Ахмет отдал Петру половину своего хлеба.
- Скажи своим, что голодать не будут, скажи, что и деньги дадут.
Так он отправил сидевшего на Буране Петра домой.
14.
Та ночь у них прошла без сна. Страшный гром и беспрерывно сверкающая как грозный огонь пожара молния заставляли мальчишек постоянно вздрагивать. Казалось, что долгожданные дождевые облака, появившиеся после продолжительных жарких и ясных дней, подготавливали всю природу к встрече с собой. Левша Антон закрыл ворота и подпер все двери сараев. Подойдя к Петру и Ахмету сказал: "Дверь перед сном закройте на засов, а то дверь откроется, молния может залететь". Сам ушел в деревянный сарай. Там была его ночлежка. Наконец, пучки молнии, сверкающие на темном небе, поредели, звуки грома удалились далеко. Начался сильный дождь. Прижавшиеся в дальнем углу мальчишки пришли в себя.
- Уснул что ли Левша? - сказал Петр.
- Он ведь молнии не боится.
- Я тоже не боюсь. Пойдем, в клетушке возьмем горбушки с золой.

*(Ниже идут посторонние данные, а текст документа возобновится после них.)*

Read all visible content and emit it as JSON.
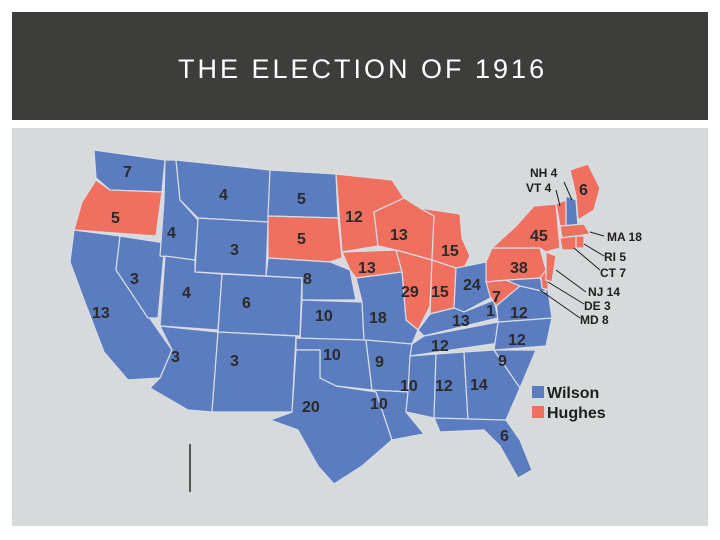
{
  "slide": {
    "title": "THE ELECTION OF 1916"
  },
  "colors": {
    "wilson": "#5b7dc0",
    "hughes": "#f0705f",
    "title_bar": "#3d3d3b",
    "map_bg": "#d7dadb"
  },
  "legend": [
    {
      "label": "Wilson",
      "color": "#5b7dc0"
    },
    {
      "label": "Hughes",
      "color": "#f0705f"
    }
  ],
  "map_labels": {
    "wa": "7",
    "or": "5",
    "ca": "13",
    "id": "4",
    "mt": "4",
    "nv": "3",
    "ut": "4",
    "wy": "3",
    "az": "3",
    "nm": "3",
    "co": "6",
    "nd": "5",
    "sd": "5",
    "ne": "8",
    "ks": "10",
    "ok": "10",
    "tx": "20",
    "mn": "12",
    "ia": "13",
    "mo": "18",
    "ar": "9",
    "la": "10",
    "wi": "13",
    "il": "29",
    "mi": "15",
    "in": "15",
    "oh": "24",
    "ky": "13",
    "tn": "12",
    "ms": "10",
    "al": "12",
    "ga": "14",
    "fl": "6",
    "wv": "7",
    "va": "12",
    "nc": "12",
    "sc": "9",
    "pa": "38",
    "ny": "45",
    "me": "6"
  },
  "callouts": {
    "nh": "NH 4",
    "vt": "VT 4",
    "ma": "MA 18",
    "ri": "RI 5",
    "ct": "CT 7",
    "nj": "NJ 14",
    "de": "DE 3",
    "md": "MD 8",
    "md_alt": "1"
  }
}
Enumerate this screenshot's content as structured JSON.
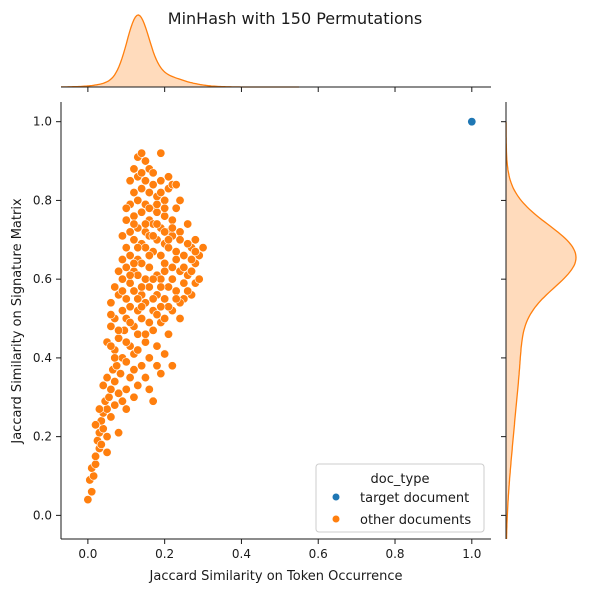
{
  "chart_data": {
    "type": "scatter",
    "title": "MinHash with 150 Permutations",
    "xlabel": "Jaccard Similarity on Token Occurrence",
    "ylabel": "Jaccard Similarity on Signature Matrix",
    "xlim": [
      -0.07,
      1.05
    ],
    "ylim": [
      -0.06,
      1.05
    ],
    "xticks": [
      "0.0",
      "0.2",
      "0.4",
      "0.6",
      "0.8",
      "1.0"
    ],
    "yticks": [
      "0.0",
      "0.2",
      "0.4",
      "0.6",
      "0.8",
      "1.0"
    ],
    "grid": false,
    "legend": {
      "title": "doc_type",
      "placement": "lower-right"
    },
    "series": [
      {
        "name": "target document",
        "color": "#1f77b4",
        "points": [
          [
            1.0,
            1.0
          ]
        ]
      },
      {
        "name": "other documents",
        "color": "#ff7f0e",
        "points": [
          [
            0.0,
            0.04
          ],
          [
            0.01,
            0.06
          ],
          [
            0.005,
            0.09
          ],
          [
            0.015,
            0.1
          ],
          [
            0.01,
            0.12
          ],
          [
            0.02,
            0.13
          ],
          [
            0.02,
            0.15
          ],
          [
            0.03,
            0.17
          ],
          [
            0.025,
            0.19
          ],
          [
            0.03,
            0.21
          ],
          [
            0.04,
            0.22
          ],
          [
            0.05,
            0.2
          ],
          [
            0.035,
            0.24
          ],
          [
            0.04,
            0.26
          ],
          [
            0.05,
            0.27
          ],
          [
            0.06,
            0.25
          ],
          [
            0.045,
            0.29
          ],
          [
            0.055,
            0.3
          ],
          [
            0.07,
            0.28
          ],
          [
            0.08,
            0.21
          ],
          [
            0.06,
            0.32
          ],
          [
            0.07,
            0.34
          ],
          [
            0.05,
            0.35
          ],
          [
            0.08,
            0.31
          ],
          [
            0.09,
            0.29
          ],
          [
            0.1,
            0.27
          ],
          [
            0.12,
            0.3
          ],
          [
            0.065,
            0.37
          ],
          [
            0.075,
            0.38
          ],
          [
            0.085,
            0.36
          ],
          [
            0.09,
            0.4
          ],
          [
            0.07,
            0.42
          ],
          [
            0.1,
            0.39
          ],
          [
            0.11,
            0.35
          ],
          [
            0.13,
            0.33
          ],
          [
            0.05,
            0.44
          ],
          [
            0.08,
            0.45
          ],
          [
            0.095,
            0.47
          ],
          [
            0.06,
            0.48
          ],
          [
            0.11,
            0.43
          ],
          [
            0.12,
            0.41
          ],
          [
            0.14,
            0.38
          ],
          [
            0.16,
            0.32
          ],
          [
            0.17,
            0.29
          ],
          [
            0.07,
            0.5
          ],
          [
            0.09,
            0.52
          ],
          [
            0.1,
            0.5
          ],
          [
            0.12,
            0.48
          ],
          [
            0.13,
            0.46
          ],
          [
            0.15,
            0.44
          ],
          [
            0.16,
            0.4
          ],
          [
            0.18,
            0.38
          ],
          [
            0.06,
            0.54
          ],
          [
            0.08,
            0.56
          ],
          [
            0.1,
            0.55
          ],
          [
            0.11,
            0.53
          ],
          [
            0.13,
            0.52
          ],
          [
            0.14,
            0.5
          ],
          [
            0.17,
            0.47
          ],
          [
            0.18,
            0.43
          ],
          [
            0.2,
            0.41
          ],
          [
            0.22,
            0.38
          ],
          [
            0.07,
            0.58
          ],
          [
            0.09,
            0.6
          ],
          [
            0.11,
            0.59
          ],
          [
            0.12,
            0.57
          ],
          [
            0.14,
            0.56
          ],
          [
            0.15,
            0.54
          ],
          [
            0.17,
            0.52
          ],
          [
            0.19,
            0.49
          ],
          [
            0.21,
            0.46
          ],
          [
            0.08,
            0.62
          ],
          [
            0.1,
            0.63
          ],
          [
            0.12,
            0.62
          ],
          [
            0.13,
            0.61
          ],
          [
            0.15,
            0.6
          ],
          [
            0.16,
            0.58
          ],
          [
            0.18,
            0.56
          ],
          [
            0.2,
            0.55
          ],
          [
            0.22,
            0.52
          ],
          [
            0.24,
            0.5
          ],
          [
            0.09,
            0.65
          ],
          [
            0.11,
            0.66
          ],
          [
            0.13,
            0.65
          ],
          [
            0.14,
            0.64
          ],
          [
            0.16,
            0.63
          ],
          [
            0.18,
            0.61
          ],
          [
            0.19,
            0.6
          ],
          [
            0.21,
            0.58
          ],
          [
            0.23,
            0.57
          ],
          [
            0.25,
            0.55
          ],
          [
            0.27,
            0.56
          ],
          [
            0.28,
            0.59
          ],
          [
            0.1,
            0.68
          ],
          [
            0.12,
            0.7
          ],
          [
            0.14,
            0.69
          ],
          [
            0.15,
            0.68
          ],
          [
            0.17,
            0.67
          ],
          [
            0.19,
            0.66
          ],
          [
            0.2,
            0.64
          ],
          [
            0.22,
            0.63
          ],
          [
            0.24,
            0.62
          ],
          [
            0.26,
            0.61
          ],
          [
            0.28,
            0.64
          ],
          [
            0.29,
            0.66
          ],
          [
            0.3,
            0.68
          ],
          [
            0.11,
            0.72
          ],
          [
            0.13,
            0.73
          ],
          [
            0.15,
            0.72
          ],
          [
            0.16,
            0.71
          ],
          [
            0.18,
            0.7
          ],
          [
            0.2,
            0.69
          ],
          [
            0.21,
            0.68
          ],
          [
            0.23,
            0.67
          ],
          [
            0.25,
            0.66
          ],
          [
            0.27,
            0.68
          ],
          [
            0.28,
            0.7
          ],
          [
            0.1,
            0.75
          ],
          [
            0.12,
            0.76
          ],
          [
            0.14,
            0.77
          ],
          [
            0.16,
            0.75
          ],
          [
            0.17,
            0.74
          ],
          [
            0.19,
            0.73
          ],
          [
            0.21,
            0.72
          ],
          [
            0.22,
            0.71
          ],
          [
            0.24,
            0.72
          ],
          [
            0.26,
            0.74
          ],
          [
            0.11,
            0.79
          ],
          [
            0.13,
            0.8
          ],
          [
            0.15,
            0.79
          ],
          [
            0.17,
            0.78
          ],
          [
            0.18,
            0.77
          ],
          [
            0.2,
            0.76
          ],
          [
            0.22,
            0.75
          ],
          [
            0.23,
            0.78
          ],
          [
            0.24,
            0.8
          ],
          [
            0.12,
            0.82
          ],
          [
            0.14,
            0.83
          ],
          [
            0.16,
            0.82
          ],
          [
            0.18,
            0.81
          ],
          [
            0.2,
            0.8
          ],
          [
            0.21,
            0.83
          ],
          [
            0.22,
            0.84
          ],
          [
            0.11,
            0.85
          ],
          [
            0.13,
            0.86
          ],
          [
            0.15,
            0.85
          ],
          [
            0.17,
            0.84
          ],
          [
            0.19,
            0.85
          ],
          [
            0.12,
            0.88
          ],
          [
            0.14,
            0.87
          ],
          [
            0.16,
            0.88
          ],
          [
            0.13,
            0.91
          ],
          [
            0.14,
            0.92
          ],
          [
            0.19,
            0.92
          ],
          [
            0.23,
            0.84
          ],
          [
            0.09,
            0.57
          ],
          [
            0.06,
            0.51
          ],
          [
            0.19,
            0.58
          ],
          [
            0.2,
            0.62
          ],
          [
            0.16,
            0.66
          ],
          [
            0.12,
            0.64
          ],
          [
            0.15,
            0.74
          ],
          [
            0.18,
            0.79
          ],
          [
            0.14,
            0.58
          ],
          [
            0.17,
            0.6
          ],
          [
            0.13,
            0.55
          ],
          [
            0.11,
            0.61
          ],
          [
            0.1,
            0.44
          ],
          [
            0.08,
            0.47
          ],
          [
            0.15,
            0.35
          ],
          [
            0.19,
            0.36
          ],
          [
            0.12,
            0.37
          ],
          [
            0.25,
            0.59
          ],
          [
            0.26,
            0.57
          ],
          [
            0.24,
            0.54
          ],
          [
            0.27,
            0.62
          ],
          [
            0.29,
            0.6
          ],
          [
            0.22,
            0.6
          ],
          [
            0.23,
            0.65
          ],
          [
            0.21,
            0.7
          ],
          [
            0.17,
            0.71
          ],
          [
            0.13,
            0.68
          ],
          [
            0.09,
            0.71
          ],
          [
            0.1,
            0.78
          ],
          [
            0.12,
            0.74
          ],
          [
            0.16,
            0.78
          ],
          [
            0.18,
            0.74
          ],
          [
            0.2,
            0.72
          ],
          [
            0.14,
            0.53
          ],
          [
            0.11,
            0.49
          ],
          [
            0.16,
            0.49
          ],
          [
            0.18,
            0.51
          ],
          [
            0.2,
            0.5
          ],
          [
            0.21,
            0.53
          ],
          [
            0.07,
            0.4
          ],
          [
            0.06,
            0.43
          ],
          [
            0.04,
            0.33
          ],
          [
            0.03,
            0.27
          ],
          [
            0.02,
            0.23
          ],
          [
            0.035,
            0.18
          ],
          [
            0.05,
            0.16
          ],
          [
            0.1,
            0.32
          ],
          [
            0.13,
            0.42
          ],
          [
            0.15,
            0.46
          ],
          [
            0.17,
            0.55
          ],
          [
            0.19,
            0.53
          ],
          [
            0.23,
            0.55
          ],
          [
            0.25,
            0.63
          ],
          [
            0.27,
            0.65
          ],
          [
            0.28,
            0.67
          ],
          [
            0.26,
            0.69
          ],
          [
            0.24,
            0.7
          ],
          [
            0.22,
            0.73
          ],
          [
            0.2,
            0.78
          ],
          [
            0.19,
            0.82
          ],
          [
            0.17,
            0.87
          ],
          [
            0.15,
            0.9
          ],
          [
            0.21,
            0.86
          ]
        ]
      }
    ],
    "density": {
      "x": {
        "range": [
          -0.07,
          0.55
        ],
        "peaks": [
          {
            "center": 0.13,
            "width": 0.028,
            "weight": 1.0
          },
          {
            "center": 0.16,
            "width": 0.07,
            "weight": 0.25
          }
        ]
      },
      "y": {
        "range": [
          -0.06,
          1.0
        ],
        "peaks": [
          {
            "center": 0.66,
            "width": 0.08,
            "weight": 1.0
          },
          {
            "center": 0.45,
            "width": 0.16,
            "weight": 0.22
          },
          {
            "center": 0.18,
            "width": 0.12,
            "weight": 0.05
          }
        ]
      }
    }
  }
}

- Ты иди, сначала послушай у дверей дровяного сарая, не храпит ли Антон. Если храпит, значит, спит.
Петр вернулся обрадованный:
- Спит, издает звуки, будто жернова мельницы. В клети мне самому зайти?
- Только не споткнись об ящики, чтобы не шуметь. Заходи ощупью.
Петр, хотя и заходил в клети ощупью, зайдя туда, ударился об ящики.
"Кончено" - такая мысль пронзила Петра. Только чувство борьбы за хлеб было сильнее страха.
- Бери, бери, не бойся, только тише,- сказал Ахмет, прибавляя смелости Петру.
Закрыв дверь и повесив замок, мальчишки ушли в лабаз.
Утром постучали в дверь лабаза. С улицы вместе с холодным воздухом зашла тревожная новость. Ее принес Левша Антон. Ахмету, открывшему дверь, он холодно произнес:
- Из клети пропали две горбушки хлеба (кольчи). Прислуга сказала приказчику. Смотрите, нам спасибо не скажут, - хмыкнул он и вышел. Мальчишки растерялись. Хоть бы, когда у Антона было толковое состояние. Только и собирает все плохое. Ахмету он очень не нравится.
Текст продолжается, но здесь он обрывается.